Rozdział 1

7 0 0
                                    

Przesłuchania, przesłuchania, badania. Niekończące się dialogi, brak zrozumienia, pytania. 

     Jechaliśmy w milczeniu. Samochód sunął po szosie, a za oknem przesuwały się rozmyte, znajome obrazy. Tego dnia odbyło się ostatnie przesłuchanie. Dotknęłam kikuta małego palca i już po chwili wsunęłam dłoń do kieszeni bluzy. Fizyczny dowód, że wcale sobie tego nie wymyśliłam. Rodzice siedzieli z przodu, ich twarze były napięte. Matka co chwilę zerkała na mnie w lusterku wstecznym, jakby próbując ocenić mój stan, a ojciec w skupieniu monitorował drogę. 

     Cały świat, znajome ulice, choć okalane słońcem, wydawały się szare. Może nie wszystkim. Może tylko mnie.
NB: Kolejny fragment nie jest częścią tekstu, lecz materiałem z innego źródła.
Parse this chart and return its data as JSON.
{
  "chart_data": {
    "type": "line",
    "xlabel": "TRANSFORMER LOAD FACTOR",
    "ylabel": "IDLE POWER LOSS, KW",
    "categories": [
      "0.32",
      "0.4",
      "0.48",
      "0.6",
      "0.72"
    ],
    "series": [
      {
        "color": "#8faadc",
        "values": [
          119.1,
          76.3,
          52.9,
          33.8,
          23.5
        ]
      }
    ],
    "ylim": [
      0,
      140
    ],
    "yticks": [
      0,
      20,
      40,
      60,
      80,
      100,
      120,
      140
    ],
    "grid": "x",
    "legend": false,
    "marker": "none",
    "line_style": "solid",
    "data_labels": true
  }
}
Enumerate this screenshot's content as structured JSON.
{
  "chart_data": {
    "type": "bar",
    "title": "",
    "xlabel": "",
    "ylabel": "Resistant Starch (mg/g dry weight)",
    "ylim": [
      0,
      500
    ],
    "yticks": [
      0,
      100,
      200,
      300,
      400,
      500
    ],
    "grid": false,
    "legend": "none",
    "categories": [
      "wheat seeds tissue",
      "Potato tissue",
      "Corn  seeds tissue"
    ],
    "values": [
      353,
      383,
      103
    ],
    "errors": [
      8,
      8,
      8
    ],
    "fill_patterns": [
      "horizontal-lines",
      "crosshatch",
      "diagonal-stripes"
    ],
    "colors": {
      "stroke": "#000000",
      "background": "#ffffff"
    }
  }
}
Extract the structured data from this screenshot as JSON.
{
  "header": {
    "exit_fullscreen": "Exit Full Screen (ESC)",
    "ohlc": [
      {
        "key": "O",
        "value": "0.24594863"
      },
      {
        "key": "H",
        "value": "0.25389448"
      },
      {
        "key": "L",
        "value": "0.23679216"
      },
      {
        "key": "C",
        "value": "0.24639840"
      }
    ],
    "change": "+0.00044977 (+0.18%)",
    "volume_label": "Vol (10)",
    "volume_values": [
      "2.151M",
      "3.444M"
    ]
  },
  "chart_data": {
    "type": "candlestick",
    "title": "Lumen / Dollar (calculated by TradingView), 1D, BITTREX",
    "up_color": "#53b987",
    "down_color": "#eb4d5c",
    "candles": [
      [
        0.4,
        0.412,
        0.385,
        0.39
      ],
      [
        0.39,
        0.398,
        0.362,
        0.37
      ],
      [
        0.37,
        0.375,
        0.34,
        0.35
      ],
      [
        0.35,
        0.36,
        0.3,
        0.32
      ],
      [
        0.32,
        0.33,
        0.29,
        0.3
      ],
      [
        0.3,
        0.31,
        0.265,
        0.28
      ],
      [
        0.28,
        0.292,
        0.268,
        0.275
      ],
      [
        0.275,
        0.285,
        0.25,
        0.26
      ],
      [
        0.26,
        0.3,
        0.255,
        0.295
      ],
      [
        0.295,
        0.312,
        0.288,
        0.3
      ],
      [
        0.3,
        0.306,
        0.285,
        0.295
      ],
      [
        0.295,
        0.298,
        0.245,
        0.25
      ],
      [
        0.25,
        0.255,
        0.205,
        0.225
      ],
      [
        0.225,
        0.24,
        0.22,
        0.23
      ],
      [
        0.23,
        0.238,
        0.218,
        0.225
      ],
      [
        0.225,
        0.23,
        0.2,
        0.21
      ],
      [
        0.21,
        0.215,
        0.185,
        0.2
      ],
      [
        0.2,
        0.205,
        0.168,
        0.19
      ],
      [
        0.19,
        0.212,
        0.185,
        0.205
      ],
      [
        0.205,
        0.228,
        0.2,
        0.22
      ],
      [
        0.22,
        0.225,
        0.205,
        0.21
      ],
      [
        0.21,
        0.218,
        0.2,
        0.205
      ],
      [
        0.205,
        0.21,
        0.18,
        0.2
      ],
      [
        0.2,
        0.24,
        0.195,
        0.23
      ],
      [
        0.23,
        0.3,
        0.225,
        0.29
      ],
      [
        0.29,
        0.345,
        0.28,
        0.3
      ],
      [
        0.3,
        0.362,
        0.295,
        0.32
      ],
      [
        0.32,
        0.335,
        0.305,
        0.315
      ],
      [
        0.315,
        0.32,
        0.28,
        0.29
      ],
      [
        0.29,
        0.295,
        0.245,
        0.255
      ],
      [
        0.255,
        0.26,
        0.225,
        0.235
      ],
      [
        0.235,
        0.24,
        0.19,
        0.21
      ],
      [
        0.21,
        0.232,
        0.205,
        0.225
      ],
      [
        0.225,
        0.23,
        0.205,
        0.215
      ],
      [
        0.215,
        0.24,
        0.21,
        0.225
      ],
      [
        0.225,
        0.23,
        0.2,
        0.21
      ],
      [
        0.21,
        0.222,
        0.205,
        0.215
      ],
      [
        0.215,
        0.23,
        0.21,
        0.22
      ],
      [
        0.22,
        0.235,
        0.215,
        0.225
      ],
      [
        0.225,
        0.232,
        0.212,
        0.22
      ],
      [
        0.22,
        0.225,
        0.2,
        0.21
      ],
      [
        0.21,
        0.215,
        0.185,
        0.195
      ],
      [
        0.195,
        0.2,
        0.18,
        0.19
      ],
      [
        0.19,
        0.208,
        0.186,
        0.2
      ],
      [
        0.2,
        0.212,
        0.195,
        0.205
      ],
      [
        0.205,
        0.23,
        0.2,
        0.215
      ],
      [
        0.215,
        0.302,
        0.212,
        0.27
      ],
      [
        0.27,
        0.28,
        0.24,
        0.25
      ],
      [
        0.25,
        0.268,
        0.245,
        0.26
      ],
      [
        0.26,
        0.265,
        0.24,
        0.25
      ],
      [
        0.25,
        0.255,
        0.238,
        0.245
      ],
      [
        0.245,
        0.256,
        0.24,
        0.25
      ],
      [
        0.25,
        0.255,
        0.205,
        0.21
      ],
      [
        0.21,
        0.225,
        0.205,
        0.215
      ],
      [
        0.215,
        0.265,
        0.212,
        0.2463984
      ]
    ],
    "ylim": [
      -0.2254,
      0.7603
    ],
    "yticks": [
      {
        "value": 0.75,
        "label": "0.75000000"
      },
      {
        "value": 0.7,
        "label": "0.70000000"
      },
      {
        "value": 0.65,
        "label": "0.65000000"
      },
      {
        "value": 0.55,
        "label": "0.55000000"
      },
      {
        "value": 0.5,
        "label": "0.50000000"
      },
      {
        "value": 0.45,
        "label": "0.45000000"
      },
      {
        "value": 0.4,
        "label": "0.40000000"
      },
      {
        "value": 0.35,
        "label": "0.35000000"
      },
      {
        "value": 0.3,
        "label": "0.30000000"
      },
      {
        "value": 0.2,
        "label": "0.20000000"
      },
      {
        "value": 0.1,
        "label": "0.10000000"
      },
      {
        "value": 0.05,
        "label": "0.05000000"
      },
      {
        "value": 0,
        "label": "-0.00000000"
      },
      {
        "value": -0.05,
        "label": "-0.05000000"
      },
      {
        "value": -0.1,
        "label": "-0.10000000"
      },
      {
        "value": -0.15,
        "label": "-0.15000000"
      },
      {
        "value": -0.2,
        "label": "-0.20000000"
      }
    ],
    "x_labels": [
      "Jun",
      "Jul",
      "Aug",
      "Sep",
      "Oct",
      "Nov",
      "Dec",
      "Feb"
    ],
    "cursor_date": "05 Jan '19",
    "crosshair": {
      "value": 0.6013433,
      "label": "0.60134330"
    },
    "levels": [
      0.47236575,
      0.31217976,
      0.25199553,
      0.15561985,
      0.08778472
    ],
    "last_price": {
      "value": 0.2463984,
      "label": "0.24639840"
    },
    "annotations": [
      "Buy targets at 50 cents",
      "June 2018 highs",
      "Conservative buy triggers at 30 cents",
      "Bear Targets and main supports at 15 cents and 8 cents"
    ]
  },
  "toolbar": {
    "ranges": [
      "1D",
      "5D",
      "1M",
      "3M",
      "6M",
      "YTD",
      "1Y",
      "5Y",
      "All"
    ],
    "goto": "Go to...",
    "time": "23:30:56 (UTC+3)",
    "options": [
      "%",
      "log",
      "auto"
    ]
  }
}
Zostałam wydarta z tego obrazka, nie pasowałam tutaj. Nie widziałam krajobrazu w jaskrawych barwach. Dlatego, że jeden chłopiec lubujący się w czerni, odebrał mi je wszystkie. 

     Ostatnie przesłuchanie w biurze detektywa było wyczerpujące. Pytania zdawały się nie mieć końca, a ja ledwo pamiętałam, co odpowiadałam. Wspomnienia z tamtych dni były zaciemnione. Gdzieniegdzie wynurzały się krótkie obrazy, przypominały sen, który próbujesz sobie przypomnieć. Próbujesz poukładać z tych strzępów jakiś ciąg, ale im dłużej o tym myślisz, tym bardziej się frustrujesz. I mogłam zachodzić w głowę, dlaczego tak było, czy wyparłam je, czy środki, które mi podali uwolniły mnie od nich. 

     W końcu dotarliśmy do domu. Opuściłam samochód bez słowa. Rodzice chyba próbowali jeszcze zacząć jakiś prozaiczny temat, kompletnie ogłupiali w tej sytuacji. Ułatwiłam im zadanie, poszłam bezpośrednio do mojego pokoju i zamknęłam za sobą drzwi. 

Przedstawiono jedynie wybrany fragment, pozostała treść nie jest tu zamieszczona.